Ortswechsel, andere Baustelle. Eine weniger naive Kontext-Redakteurin vertraut dem Schienenersatzverkehr in Böblingen nicht und versucht, ihm durch einen S-Bahn-Umweg über Renningen auszuweichen. Doch es gibt kein Entkommen: in Zuffenhausen dann – Stellwerk kaputt. Nichts geht mehr. Der Redaktions-Chat bingt, neue Nachricht: "S-Bahn-Chaos, komme irgendwann", schreibt auch die Kollegin aus Esslingen. Und alle sind neidisch auf die Volontärin, die zu Fuß zur Redaktion laufen kann.

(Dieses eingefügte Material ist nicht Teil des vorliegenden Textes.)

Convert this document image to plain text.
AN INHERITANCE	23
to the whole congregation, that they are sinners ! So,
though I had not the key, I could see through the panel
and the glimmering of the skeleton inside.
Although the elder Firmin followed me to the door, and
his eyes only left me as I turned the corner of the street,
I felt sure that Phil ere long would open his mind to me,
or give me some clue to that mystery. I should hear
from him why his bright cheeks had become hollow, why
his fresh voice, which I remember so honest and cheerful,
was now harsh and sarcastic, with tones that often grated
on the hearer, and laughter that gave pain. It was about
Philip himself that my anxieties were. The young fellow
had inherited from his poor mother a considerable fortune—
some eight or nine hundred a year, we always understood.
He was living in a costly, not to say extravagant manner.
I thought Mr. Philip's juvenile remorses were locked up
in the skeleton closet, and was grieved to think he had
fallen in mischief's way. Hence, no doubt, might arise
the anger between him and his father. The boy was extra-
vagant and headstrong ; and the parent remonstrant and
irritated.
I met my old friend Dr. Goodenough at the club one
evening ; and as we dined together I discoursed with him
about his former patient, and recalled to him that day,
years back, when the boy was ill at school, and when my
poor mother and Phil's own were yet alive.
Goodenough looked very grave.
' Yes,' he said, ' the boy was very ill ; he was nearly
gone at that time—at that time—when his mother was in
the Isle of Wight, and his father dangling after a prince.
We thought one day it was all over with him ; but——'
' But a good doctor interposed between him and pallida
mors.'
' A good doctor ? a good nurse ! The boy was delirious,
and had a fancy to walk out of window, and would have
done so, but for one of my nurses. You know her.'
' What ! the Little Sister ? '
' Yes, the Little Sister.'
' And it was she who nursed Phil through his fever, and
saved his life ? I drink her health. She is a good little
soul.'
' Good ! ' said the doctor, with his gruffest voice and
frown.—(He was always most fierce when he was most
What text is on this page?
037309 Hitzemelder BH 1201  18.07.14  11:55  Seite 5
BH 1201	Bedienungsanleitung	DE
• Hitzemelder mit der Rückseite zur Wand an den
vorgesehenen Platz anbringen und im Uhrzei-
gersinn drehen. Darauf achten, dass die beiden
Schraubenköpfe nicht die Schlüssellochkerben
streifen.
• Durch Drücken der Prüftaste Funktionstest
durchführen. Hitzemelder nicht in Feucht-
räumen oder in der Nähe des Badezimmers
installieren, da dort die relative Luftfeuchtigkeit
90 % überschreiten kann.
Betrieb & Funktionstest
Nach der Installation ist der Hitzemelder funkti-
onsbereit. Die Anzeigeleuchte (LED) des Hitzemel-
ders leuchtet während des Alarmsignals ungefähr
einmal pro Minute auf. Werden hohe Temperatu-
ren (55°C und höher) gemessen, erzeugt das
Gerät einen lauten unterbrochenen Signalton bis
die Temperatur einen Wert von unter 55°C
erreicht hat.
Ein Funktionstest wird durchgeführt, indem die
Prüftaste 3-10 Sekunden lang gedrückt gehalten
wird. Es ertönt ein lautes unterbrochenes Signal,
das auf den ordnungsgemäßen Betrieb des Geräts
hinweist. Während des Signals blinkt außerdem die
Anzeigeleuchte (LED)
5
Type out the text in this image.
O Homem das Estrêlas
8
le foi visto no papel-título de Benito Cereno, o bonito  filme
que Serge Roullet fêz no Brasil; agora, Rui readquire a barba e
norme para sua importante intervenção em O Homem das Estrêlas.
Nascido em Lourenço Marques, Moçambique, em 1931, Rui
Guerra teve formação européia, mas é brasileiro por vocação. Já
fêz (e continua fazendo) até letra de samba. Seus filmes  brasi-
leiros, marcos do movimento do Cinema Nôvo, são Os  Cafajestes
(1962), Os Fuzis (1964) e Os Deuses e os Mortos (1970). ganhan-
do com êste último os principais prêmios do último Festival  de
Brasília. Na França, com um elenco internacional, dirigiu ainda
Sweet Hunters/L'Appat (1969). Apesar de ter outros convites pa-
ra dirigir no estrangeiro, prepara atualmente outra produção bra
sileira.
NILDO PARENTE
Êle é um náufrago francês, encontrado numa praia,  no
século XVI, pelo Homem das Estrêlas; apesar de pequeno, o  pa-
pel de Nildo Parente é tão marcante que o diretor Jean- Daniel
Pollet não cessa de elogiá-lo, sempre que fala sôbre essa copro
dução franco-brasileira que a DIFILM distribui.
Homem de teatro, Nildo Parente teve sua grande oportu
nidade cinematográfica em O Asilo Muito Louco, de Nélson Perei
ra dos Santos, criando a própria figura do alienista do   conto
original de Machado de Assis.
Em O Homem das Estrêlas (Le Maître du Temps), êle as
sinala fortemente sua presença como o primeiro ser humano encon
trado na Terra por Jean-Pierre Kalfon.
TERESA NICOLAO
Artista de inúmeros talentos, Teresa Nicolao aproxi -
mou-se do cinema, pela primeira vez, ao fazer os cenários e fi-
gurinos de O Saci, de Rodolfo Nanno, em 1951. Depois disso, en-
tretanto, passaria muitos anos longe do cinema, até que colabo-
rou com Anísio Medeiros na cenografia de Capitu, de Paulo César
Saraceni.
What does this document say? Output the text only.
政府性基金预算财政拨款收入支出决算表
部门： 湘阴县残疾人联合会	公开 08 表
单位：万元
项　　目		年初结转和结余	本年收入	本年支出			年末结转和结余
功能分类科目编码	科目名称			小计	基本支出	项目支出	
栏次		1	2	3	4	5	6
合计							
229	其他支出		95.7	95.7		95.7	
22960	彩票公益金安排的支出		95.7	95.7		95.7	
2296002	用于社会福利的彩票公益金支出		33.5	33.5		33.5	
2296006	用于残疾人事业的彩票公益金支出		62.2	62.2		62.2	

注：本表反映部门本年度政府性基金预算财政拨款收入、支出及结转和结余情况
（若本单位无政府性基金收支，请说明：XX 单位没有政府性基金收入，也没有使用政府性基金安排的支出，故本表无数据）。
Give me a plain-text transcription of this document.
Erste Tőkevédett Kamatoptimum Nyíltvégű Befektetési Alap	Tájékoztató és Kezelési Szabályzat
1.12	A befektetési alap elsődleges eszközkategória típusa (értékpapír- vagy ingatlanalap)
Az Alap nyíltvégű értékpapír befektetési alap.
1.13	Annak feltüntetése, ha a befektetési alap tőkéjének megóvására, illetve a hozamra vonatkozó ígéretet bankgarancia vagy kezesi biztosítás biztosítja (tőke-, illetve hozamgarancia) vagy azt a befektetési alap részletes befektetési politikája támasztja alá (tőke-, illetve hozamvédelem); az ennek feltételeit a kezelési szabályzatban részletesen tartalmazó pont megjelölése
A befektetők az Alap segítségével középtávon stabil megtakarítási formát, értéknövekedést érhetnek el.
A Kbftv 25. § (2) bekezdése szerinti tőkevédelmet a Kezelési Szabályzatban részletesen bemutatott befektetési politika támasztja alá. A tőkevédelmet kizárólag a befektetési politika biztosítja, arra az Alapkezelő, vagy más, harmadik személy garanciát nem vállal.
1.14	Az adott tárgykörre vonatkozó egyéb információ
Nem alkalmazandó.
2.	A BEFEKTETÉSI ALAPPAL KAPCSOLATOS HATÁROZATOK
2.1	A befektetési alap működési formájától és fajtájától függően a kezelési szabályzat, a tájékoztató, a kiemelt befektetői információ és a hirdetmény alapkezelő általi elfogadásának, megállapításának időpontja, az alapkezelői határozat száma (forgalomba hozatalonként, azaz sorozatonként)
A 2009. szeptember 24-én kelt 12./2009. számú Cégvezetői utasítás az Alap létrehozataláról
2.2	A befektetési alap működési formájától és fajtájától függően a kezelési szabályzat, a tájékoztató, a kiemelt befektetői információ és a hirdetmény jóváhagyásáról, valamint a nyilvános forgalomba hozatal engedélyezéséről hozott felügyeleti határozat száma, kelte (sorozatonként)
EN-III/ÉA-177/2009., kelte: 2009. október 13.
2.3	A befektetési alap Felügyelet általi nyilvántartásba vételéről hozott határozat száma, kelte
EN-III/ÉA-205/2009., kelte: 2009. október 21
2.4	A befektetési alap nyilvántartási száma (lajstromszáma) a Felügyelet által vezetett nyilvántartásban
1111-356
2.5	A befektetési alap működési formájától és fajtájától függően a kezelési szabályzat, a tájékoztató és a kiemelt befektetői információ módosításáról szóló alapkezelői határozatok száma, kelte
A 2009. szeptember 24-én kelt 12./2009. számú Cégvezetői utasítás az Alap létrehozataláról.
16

Es macht schon gar keinen Spaß mehr, Späße über die Deutsche Bahn zu machen. Wenn sie eine Art Gradmesser für die Verfallserscheinungen in der Bundesrepublik ist, dann … oh weh. Im Zuge des Symptoms Stuttgart 21 experimentieren die Projektbeteiligten in Baden-Württembergs Landeshauptstadt mit elektronischen Zugleitsystemen, die den Verkehrsfluss auf der Schiene geschmeidiger machen sollen. Dafür haben sie sich den Namen "digitaler Knoten" ausgedacht (für die Bauarbeiten wurde der Cannstatter Bahnhof kürzlich eine Woche lang komplett gesperrt). Passend zum Chaos auf den Gleisen bemühte Stuttgarts Oberbürgermeister unlängst eine, nun ja, leicht erratische Analogie: "Der digitale Knoten Stuttgart entwickelt sich zum Gordischen Knoten, der unbedingt, wie einstens von Alexander dem Großen, durchschlagen werden muss." Hoffen wir also, dass wenigstens ein paar Verbindungen intakt bleiben. Wir werden weiter berichten – so die Bahn uns lässt.

Bruno Göggel verkauft keine Reifen mehr

Es bedurfte einer "Protz-Hochzeit" und eines Großbrandes, um Bruno Göggel ein Gesicht zu geben. Bis dahin war er ein Gammertinger Gschaftlhuber, im Reifenhandel zum Millionär geworden, und nur ein Mal in die Öffentlichkeit geraten, als Angela Merkel 2011 in seiner größten Lagerhalle auftrat, um Ministerin Tanja Gönner aus dem nahen Sigmaringen im Wahlkampf zu helfen. Der Bauernsohn war damals eine Randfigur, aber typisch für den schwarzen Filz

Erst mit seiner Eheschließung und dem anschließenden Feuerwerk am 23. Juli 2022 auf dem Werksgelände schaffte er es in die "Bildzeitung". Die Pyrotechnik war explodiert und hatte viele der eineinhalb Millionen gelagerten Reifen in Brand gesetzt. Dank 70 Löschfahrzeugen und 380 tapferen Feuerwehrleuten konnte das Desaster verhindert werden. Büßen musste der Pyrotechniker, der in diesen Tagen zu einer Geldstrafe von 120 Tagessätzen verurteilt wurde, büßen musste auch Schultes Holger Jerg, der seinem Freund Bruno stets zu Diensten war. Er wurde ein Jahr später abgewählt.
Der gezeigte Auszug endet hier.